Ancak Karabağ Zaferi sonrası hem yanlışlarını hem de yenilgilerini kabul eden ve bölge barışı için en doğrusunun Azerbaycan ile işbirliği yapmak olduğunun farkına varmış görünen Nikol Paşinyan, halen aşırı milliyetçi ve Türk düşmanı Ermeni bürokrasisinin etkisinden kurtulamamış görünüyor. Zira, bu yazıyı hazırlarken incelemek istediğim Ermenistan Anayasası’na ulaşmaya çalışırken Ermenistan Parlamentosu internet sitesine Türkiye’de erişimin konum yazılımıyla engellendiğini görmekten büyük bir üzüntü duydum. Bu şekilde devam ederse normalleşme anlaşmasında yaşanan krizi de hatırlayarak bürokratlar diplomatların emeklerini zayi etmeye devam edecek.  

Ermenistan Anayasası'ndaki Türkiye ve Azerbaycan topraklarına yönelik ifadeler neler? 

Ermenistan'ın 23 Ağustos 1990'da kabul ettiği Bağımsızlık Bildirisi, Türkiye ve Azerbaycan’a yönelik toprak taleplerini içeriyor. Bildiri, Azerbaycan’a bağlı Dağlık Karabağ bölgesini Ermenistan’ın bir parçası olarak görürken, Türkiye’nin doğusunu "Batı Ermenistan" olarak tanımlıyor ve 1915 olaylarının "soykırım" olarak tanınmasını talep ediyor. Bu talepler, 1995’te yürürlüğe giren Ermenistan Anayasası’nın ön sözünde de yer aldı ve ülkenin yasaları bu doğrultuda şekillendirildi.
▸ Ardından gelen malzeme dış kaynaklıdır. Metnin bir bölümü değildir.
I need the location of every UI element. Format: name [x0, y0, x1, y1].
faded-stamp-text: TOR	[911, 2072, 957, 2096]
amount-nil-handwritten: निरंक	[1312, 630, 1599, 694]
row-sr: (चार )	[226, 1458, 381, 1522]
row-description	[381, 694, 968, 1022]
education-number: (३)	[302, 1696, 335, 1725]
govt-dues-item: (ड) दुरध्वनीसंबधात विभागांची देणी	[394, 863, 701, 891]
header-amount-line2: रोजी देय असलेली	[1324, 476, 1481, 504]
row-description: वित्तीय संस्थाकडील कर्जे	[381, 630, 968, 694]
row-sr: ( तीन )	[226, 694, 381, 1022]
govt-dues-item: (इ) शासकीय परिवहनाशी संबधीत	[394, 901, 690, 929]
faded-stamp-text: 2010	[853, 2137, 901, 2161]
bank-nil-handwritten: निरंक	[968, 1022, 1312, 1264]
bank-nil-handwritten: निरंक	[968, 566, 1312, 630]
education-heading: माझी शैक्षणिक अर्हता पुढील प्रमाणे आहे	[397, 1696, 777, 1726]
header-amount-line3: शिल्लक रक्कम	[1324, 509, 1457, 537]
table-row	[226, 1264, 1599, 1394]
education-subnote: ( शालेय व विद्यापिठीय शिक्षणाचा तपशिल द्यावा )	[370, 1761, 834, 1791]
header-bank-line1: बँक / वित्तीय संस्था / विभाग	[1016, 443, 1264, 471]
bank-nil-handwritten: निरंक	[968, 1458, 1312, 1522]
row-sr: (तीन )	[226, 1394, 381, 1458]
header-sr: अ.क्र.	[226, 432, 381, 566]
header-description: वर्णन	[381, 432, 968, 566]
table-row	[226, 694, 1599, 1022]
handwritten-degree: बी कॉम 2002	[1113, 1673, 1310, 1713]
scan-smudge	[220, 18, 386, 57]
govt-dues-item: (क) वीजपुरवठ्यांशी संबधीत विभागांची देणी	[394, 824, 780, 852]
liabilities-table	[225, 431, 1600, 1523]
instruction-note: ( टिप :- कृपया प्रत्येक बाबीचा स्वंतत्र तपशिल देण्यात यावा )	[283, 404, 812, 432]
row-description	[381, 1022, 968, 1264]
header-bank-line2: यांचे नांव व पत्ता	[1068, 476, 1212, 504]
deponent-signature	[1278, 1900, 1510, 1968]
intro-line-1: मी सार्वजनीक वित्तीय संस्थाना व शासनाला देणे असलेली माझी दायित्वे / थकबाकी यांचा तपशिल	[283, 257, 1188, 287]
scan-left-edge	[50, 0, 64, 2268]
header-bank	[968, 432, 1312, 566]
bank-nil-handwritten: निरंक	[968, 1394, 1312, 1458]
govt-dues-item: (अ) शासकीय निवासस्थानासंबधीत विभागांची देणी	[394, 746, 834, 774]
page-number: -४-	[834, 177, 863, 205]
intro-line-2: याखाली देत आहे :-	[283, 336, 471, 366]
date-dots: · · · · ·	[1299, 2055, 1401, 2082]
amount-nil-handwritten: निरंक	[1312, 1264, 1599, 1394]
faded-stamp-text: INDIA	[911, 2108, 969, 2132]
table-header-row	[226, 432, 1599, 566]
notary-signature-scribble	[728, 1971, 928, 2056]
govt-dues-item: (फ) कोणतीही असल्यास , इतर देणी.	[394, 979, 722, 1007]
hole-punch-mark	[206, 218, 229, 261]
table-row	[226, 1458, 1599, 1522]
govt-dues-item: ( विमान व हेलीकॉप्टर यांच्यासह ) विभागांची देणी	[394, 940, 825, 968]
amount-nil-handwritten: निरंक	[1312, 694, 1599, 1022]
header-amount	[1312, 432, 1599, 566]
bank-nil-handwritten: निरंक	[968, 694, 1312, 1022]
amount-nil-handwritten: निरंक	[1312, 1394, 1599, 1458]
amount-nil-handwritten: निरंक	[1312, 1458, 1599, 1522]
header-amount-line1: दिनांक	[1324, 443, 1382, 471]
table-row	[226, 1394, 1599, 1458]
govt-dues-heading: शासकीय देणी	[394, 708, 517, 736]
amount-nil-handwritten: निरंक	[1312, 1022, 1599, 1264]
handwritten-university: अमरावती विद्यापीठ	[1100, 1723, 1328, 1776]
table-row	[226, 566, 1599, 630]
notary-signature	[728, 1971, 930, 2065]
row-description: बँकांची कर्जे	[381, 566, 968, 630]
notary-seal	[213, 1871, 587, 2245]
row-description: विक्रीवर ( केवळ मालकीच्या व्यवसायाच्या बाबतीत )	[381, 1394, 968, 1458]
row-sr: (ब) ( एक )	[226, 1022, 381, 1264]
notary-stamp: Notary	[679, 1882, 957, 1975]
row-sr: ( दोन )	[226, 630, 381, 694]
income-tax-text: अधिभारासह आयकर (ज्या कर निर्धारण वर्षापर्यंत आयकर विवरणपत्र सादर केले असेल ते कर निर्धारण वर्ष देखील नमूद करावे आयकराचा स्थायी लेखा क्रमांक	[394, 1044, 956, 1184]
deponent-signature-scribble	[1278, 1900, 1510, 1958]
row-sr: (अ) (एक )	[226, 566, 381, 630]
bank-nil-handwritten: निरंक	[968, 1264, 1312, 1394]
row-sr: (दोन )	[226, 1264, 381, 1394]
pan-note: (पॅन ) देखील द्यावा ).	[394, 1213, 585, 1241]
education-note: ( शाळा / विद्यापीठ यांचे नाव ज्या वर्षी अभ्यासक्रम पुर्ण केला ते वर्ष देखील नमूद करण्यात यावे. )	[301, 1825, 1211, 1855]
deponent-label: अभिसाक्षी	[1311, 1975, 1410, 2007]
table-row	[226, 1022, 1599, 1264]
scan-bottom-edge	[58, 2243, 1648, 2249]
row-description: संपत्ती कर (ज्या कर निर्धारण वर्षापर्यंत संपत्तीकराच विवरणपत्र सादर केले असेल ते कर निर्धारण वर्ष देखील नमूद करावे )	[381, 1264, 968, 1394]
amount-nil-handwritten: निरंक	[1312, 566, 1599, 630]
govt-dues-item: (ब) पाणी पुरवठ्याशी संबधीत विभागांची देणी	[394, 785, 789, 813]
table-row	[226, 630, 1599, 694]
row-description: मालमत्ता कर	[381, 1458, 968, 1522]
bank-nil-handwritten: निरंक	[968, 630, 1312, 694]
Ermenistan bayrağında yer alan Ağrı Dağı da bu toprak iddialarını sembolize ediyor.

İkinci Karabağ Savaşı sonrası, Azerbaycan ve Türkiye ile barış sürecinin sağlıklı bir şekilde ilerlemesi için Ermenistan Anayasası’nın revize edilmesi gerektiği sıkça gündeme geldi. Azerbaycan Cumhurbaşkanı İlham Aliyev, 2021’de yaptığı açıklamada, gerçek bir barışın ancak anayasa değişikliğiyle mümkün olacağını ifade etti. Ermenistan Başbakanı Nikol Paşinyan ise anayasanın sadece revize edilmesinin değil, tamamen yeniden yazılmasının gerekli olduğunu belirtti. Aliyev, bu açıklamalara yanıt olarak barış anlaşmasının gerçekleşmesi için anayasal değişikliklerin bir ön koşul olduğunu vurguladı.

*Bu makalede yer alan fikirler yazara aittir ve Fokus+'ın editöryal politikasını yansıtmayabilir.